A pot roast is probably the antithesis of glamorous cooking. But that’s also sort of the point. For as long as we’ve been cooking meat, we’ve looked for ways to make the tougher cuts more tender and succulent. It’s the kind of cooking that every culture around the world has developed individually, a way of transforming the cheap and possibly unappetising into something delicious. The answer is simple, and relies on three elements: low heat, moisture and a lidded cooking vessel.
Pot roast is the American way of slow-cooking whole joints of unforgiving meat, usually a piece of beef (although similar principles apply to pork and lamb). But this kind of cooking is not confined to the US, and really, I am using the term ‘pot roast’ as a shorthand for any kind of slow, indirect, enclosed cooking. The same techniques are found in German Sauerbraten, Cuban ropa vieja, and the French pot au feu – where the meat and vegetables are poached together but served as two different courses.

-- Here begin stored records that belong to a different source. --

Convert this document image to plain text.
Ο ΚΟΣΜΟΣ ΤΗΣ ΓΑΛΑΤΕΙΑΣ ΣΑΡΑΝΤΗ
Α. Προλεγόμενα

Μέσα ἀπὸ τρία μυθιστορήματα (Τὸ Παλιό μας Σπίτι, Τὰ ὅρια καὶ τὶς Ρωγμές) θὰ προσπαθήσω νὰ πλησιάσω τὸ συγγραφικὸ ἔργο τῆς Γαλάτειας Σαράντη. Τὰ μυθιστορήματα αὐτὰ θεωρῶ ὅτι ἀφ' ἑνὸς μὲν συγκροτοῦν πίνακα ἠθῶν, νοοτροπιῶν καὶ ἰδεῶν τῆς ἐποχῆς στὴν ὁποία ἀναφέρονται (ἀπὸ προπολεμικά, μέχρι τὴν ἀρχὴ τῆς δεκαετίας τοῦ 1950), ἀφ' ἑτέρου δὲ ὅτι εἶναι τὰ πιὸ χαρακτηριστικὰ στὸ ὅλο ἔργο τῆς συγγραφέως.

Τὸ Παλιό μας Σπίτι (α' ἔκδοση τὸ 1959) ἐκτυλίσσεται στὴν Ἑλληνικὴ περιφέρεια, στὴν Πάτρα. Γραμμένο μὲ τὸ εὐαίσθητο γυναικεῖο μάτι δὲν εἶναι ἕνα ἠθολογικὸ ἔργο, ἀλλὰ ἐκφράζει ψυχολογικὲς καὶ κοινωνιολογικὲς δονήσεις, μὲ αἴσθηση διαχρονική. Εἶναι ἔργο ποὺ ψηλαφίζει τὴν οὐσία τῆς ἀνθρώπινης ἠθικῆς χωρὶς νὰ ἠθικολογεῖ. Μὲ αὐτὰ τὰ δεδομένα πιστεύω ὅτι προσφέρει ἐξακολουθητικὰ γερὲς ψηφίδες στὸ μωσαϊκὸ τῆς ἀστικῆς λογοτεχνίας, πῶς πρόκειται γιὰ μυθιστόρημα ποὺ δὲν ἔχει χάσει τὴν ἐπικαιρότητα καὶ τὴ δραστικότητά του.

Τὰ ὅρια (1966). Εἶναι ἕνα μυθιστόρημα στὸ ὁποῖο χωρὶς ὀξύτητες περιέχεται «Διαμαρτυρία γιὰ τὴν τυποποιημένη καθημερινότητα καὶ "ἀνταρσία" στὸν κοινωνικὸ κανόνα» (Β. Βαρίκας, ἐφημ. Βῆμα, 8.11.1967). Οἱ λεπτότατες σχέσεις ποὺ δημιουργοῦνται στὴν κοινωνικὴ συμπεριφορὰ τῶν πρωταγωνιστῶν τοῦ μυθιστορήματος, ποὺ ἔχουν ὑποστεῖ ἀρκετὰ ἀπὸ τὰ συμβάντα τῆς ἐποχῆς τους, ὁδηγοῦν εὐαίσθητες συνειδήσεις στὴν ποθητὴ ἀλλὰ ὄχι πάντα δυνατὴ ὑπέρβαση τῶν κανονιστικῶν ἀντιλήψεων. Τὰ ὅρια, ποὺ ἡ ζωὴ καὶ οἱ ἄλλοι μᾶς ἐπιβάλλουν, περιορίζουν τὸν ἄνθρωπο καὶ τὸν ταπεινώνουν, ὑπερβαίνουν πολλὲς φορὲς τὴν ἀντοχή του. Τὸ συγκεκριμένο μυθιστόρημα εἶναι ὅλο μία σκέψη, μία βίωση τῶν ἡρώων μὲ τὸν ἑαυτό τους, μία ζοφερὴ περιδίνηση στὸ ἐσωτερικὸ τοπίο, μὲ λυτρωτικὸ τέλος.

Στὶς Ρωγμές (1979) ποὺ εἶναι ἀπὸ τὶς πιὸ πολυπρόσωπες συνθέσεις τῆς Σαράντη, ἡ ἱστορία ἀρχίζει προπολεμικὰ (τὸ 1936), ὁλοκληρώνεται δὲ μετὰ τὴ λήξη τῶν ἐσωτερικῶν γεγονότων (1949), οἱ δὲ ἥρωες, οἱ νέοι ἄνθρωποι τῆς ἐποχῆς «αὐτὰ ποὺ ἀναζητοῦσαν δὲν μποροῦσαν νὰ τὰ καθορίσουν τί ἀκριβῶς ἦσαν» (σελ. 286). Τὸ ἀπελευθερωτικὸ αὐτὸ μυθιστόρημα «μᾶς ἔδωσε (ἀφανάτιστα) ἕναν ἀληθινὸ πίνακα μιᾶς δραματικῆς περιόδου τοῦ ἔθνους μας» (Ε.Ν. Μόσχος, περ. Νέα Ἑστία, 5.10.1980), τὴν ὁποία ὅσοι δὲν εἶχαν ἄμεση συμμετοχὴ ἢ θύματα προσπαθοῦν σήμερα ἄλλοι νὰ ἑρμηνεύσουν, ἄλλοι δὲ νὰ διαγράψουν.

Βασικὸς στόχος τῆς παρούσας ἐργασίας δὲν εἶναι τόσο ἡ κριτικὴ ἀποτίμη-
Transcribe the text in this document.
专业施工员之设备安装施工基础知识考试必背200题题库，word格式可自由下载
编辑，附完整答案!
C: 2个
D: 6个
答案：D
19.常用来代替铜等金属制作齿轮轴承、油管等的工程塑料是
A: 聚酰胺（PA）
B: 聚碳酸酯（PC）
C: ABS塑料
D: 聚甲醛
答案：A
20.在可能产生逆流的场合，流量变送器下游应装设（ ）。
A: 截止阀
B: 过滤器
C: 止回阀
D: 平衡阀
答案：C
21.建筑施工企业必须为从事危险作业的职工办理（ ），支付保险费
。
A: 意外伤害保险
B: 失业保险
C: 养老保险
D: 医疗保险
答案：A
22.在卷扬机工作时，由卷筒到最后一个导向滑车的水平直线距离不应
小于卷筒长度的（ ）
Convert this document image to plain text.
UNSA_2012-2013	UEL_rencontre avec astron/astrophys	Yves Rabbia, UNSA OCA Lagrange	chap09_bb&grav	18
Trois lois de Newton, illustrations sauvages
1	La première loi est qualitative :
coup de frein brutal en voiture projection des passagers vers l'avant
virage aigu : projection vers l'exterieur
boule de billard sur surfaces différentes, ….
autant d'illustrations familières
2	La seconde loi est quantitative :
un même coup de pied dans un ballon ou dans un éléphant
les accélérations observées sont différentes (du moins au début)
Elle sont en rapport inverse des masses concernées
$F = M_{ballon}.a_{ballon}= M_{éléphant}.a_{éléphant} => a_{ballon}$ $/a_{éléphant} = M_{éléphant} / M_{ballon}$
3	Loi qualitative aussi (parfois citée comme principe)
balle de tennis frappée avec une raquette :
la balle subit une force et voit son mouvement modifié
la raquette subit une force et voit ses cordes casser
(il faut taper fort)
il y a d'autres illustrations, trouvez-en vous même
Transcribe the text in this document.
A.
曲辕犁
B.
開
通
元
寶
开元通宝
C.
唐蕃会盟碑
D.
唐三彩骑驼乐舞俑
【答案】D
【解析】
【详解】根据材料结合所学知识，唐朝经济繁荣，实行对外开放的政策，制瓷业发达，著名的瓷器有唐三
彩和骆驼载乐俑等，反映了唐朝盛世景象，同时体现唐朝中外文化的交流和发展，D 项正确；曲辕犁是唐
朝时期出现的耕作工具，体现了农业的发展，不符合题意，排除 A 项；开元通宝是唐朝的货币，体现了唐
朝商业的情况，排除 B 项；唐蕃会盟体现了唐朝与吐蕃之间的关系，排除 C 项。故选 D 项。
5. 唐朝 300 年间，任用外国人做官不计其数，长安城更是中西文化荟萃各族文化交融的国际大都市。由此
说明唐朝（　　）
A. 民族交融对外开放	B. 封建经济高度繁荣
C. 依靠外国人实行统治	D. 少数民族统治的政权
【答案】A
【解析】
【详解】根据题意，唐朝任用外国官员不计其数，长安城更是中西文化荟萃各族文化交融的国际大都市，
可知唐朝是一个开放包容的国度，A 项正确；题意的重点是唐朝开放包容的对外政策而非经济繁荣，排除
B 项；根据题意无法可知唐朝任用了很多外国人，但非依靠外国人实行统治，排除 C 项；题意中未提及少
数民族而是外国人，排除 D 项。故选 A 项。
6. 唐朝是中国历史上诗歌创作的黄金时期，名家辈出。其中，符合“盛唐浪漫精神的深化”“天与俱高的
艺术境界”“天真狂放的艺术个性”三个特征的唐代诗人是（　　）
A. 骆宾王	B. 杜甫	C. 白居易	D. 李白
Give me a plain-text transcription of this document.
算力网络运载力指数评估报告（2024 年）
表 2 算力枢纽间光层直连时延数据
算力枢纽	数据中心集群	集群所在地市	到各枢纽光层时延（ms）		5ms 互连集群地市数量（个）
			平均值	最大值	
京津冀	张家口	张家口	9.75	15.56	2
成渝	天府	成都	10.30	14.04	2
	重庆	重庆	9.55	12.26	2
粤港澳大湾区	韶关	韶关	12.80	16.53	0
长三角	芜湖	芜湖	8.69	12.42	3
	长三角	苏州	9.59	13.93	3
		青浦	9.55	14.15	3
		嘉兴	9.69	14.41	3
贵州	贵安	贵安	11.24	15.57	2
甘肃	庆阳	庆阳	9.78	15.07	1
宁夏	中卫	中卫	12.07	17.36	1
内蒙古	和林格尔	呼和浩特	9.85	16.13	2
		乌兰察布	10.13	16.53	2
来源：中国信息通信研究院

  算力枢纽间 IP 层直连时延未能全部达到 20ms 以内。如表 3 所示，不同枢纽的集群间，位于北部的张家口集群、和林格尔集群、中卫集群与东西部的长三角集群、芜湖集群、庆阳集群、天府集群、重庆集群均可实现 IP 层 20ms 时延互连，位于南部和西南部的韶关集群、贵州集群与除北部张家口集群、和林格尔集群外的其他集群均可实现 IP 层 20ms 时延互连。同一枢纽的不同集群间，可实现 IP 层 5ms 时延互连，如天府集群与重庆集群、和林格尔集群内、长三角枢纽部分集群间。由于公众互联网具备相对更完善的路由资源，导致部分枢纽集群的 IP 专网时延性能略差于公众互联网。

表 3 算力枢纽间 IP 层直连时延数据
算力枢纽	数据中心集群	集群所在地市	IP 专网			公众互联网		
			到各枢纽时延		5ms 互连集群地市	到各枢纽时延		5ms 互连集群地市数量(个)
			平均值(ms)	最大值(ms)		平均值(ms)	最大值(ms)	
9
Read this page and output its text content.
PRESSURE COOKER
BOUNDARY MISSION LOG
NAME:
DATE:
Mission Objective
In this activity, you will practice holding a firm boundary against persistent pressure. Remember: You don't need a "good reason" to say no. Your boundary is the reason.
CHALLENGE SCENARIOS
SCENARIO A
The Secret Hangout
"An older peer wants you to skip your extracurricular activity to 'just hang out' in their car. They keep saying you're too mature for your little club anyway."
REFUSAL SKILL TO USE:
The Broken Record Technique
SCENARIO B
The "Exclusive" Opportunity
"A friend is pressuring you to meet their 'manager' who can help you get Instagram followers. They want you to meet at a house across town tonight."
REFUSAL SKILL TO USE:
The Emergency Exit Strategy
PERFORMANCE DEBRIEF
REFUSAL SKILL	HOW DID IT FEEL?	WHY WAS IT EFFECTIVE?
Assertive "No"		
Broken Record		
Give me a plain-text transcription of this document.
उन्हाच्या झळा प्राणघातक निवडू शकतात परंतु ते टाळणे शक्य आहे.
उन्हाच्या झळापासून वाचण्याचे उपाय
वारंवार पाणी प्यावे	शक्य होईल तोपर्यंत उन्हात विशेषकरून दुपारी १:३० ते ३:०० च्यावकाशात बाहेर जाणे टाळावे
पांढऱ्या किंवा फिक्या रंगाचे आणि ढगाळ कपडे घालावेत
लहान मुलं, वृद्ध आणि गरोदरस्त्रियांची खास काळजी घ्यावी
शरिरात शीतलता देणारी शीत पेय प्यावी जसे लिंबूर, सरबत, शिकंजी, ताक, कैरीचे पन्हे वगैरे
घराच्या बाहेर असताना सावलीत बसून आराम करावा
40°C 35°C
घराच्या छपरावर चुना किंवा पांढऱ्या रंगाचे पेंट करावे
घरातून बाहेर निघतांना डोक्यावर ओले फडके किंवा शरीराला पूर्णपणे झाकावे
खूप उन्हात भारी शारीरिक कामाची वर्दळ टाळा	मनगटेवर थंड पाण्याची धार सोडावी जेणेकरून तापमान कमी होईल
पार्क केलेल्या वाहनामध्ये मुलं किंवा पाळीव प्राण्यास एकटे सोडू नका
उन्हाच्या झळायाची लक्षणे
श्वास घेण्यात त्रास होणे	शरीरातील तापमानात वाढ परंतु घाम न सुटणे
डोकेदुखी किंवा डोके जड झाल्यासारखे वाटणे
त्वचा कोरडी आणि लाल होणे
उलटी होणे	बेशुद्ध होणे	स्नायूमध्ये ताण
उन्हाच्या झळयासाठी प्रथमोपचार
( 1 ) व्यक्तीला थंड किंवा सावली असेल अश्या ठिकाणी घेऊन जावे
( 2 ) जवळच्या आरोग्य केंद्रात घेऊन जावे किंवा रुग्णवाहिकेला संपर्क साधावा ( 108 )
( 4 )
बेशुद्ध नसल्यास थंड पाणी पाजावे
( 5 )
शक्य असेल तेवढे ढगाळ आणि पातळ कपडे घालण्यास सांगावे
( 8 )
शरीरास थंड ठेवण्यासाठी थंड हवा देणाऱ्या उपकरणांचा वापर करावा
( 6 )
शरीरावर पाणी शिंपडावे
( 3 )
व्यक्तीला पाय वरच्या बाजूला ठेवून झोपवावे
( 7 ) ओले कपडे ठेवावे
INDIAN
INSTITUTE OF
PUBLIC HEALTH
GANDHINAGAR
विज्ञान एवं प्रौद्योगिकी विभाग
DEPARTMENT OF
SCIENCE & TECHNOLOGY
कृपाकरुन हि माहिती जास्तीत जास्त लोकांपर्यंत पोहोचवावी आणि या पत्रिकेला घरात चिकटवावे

These cuts are cheap because they are harder to handle: they need coaxing and proper cooking time to prevent them from being dry or chewy. The cuts come from areas of the animal that have worked harder during the animal’s life, so the muscles are made up of tougher fibres, and the connective tissue between them takes longer to break down. Done properly, they should be so soft you could cut them with a spoon, and should sing with deep, complex flavour.
Indirect cooking is a far gentler way of cooking than searing or roasting. But it’s fair to say that the result is not a looker. Braising or poaching does not confer colour or grill marks; there is no golden rendered fat, crisp at the edge.